MONROVIA (Reuters) - Scuffles broke out close to the residence of Liberian President Ellen Johnson Sirleaf on Wednesday as supporters clashed with several dozen members of her ruling party who accuse her of favoring close relatives for top government jobs.
Police and U.N. peacekeepers moved in to separate the two rival factions within her Unity Party, a Reuters reporter at the scene said, adding that light injuries were sustained on both sides.
Opponents have long accused the Nobel peace laureate of placing sons and other relatives in key positions in the state oil company, central bank and other agencies. But this is the first public criticism from within her own ruling party.
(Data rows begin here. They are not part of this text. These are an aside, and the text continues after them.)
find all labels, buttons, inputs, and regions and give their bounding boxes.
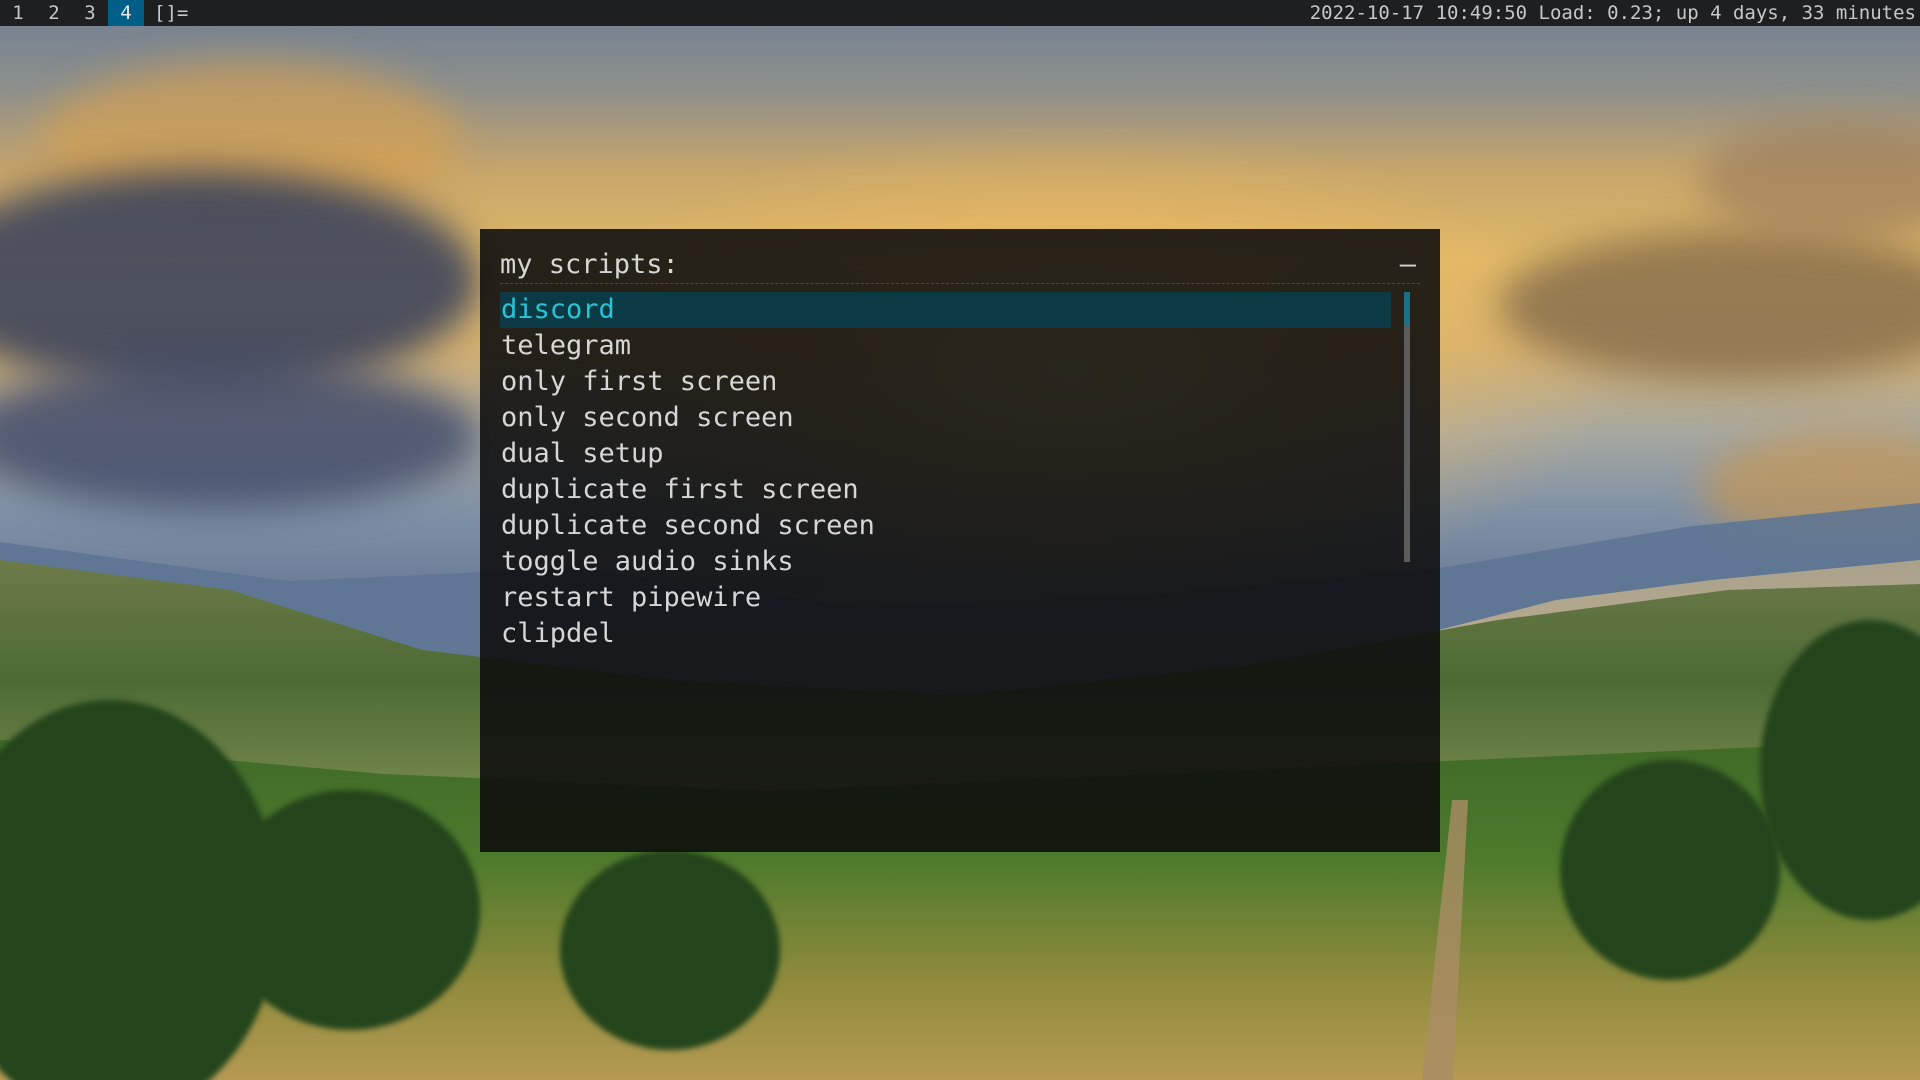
menu-item-duplicate-first-screen[interactable]: duplicate first screen: [500, 472, 1391, 508]
menu-item-discord[interactable]: discord: [500, 292, 1391, 328]
workspace-tag-4[interactable]: 4: [108, 0, 144, 26]
menu-item-duplicate-second-screen[interactable]: duplicate second screen: [500, 508, 1391, 544]
menu-item-only-first-screen[interactable]: only first screen: [500, 364, 1391, 400]
menu-item-toggle-audio-sinks[interactable]: toggle audio sinks: [500, 544, 1391, 580]
launcher-menu: my scripts: – discord telegram only firs…: [480, 229, 1440, 852]
wallpaper-tree: [220, 790, 480, 1030]
workspace-tag-1[interactable]: 1: [0, 0, 36, 26]
menu-item-dual-setup[interactable]: dual setup: [500, 436, 1391, 472]
status-bar: 1 2 3 4 []= 2022-10-17 10:49:50 Load: 0.…: [0, 0, 1920, 26]
wallpaper-cloud: [0, 360, 480, 510]
menu-mode-indicator: –: [1399, 249, 1416, 280]
menu-header: my scripts: –: [500, 247, 1420, 284]
workspace-tags: 1 2 3 4: [0, 0, 144, 26]
menu-item-restart-pipewire[interactable]: restart pipewire: [500, 580, 1391, 616]
menu-prompt: my scripts:: [500, 249, 679, 280]
wallpaper-cloud: [1700, 120, 1920, 240]
workspace-tag-2[interactable]: 2: [36, 0, 72, 26]
menu-scrollbar[interactable]: [1404, 292, 1410, 562]
menu-item-clipdel[interactable]: clipdel: [500, 616, 1391, 652]
wallpaper-tree: [560, 850, 780, 1050]
wallpaper-tree: [1560, 760, 1780, 980]
status-text: 2022-10-17 10:49:50 Load: 0.23; up 4 day…: [1309, 2, 1916, 24]
menu-item-only-second-screen[interactable]: only second screen: [500, 400, 1391, 436]
menu-item-telegram[interactable]: telegram: [500, 328, 1391, 364]
wallpaper-cloud: [0, 170, 480, 390]
menu-scrollbar-thumb[interactable]: [1404, 292, 1410, 326]
workspace-tag-3[interactable]: 3: [72, 0, 108, 26]
menu-list: discord telegram only first screen only …: [500, 292, 1414, 652]
layout-symbol[interactable]: []=: [154, 0, 188, 26]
“We have come here today to tell her to step down because she has become unpopular in the party,” said Patrick S. Tiah, party chairman on the youth policies that Johnson-Sirleaf put at the center of her winning campaign for a second term last year.
Speaking just before the scuffles broke out, Tiah noted that her son Robert Sirleaf was chairman of the National Oil Company, son Charles was deputy central bank governor and son Fumba head of the National Security Agency.
“Liberia is not her family’s property. All we are saying is for her to step down from the party. It is the party that made her and sold her to the Liberian people,” he said, adding that at least 17 family members had positions in government.
The demonstrators dispersed after Johnson Sirleaf received a delegation of protesters in her residence. John Ballout, a Unity Party senator present at the meeting, said that Johnson Sirleaf had promised to address their concerns in coming days.
Johnson Sirleaf is Africa’s first elected female head of state and won the 2011 Nobel peace prize jointly with women’s rights activists Leymah Gbowee, a fellow Liberian, and Tawakel Karman of Yemen.
Despite resources ranging from iron ore to fertile agricultural land, many Liberians remain mired in poverty and Johnson Sirleaf has faced calls to step up the fight against official corruption.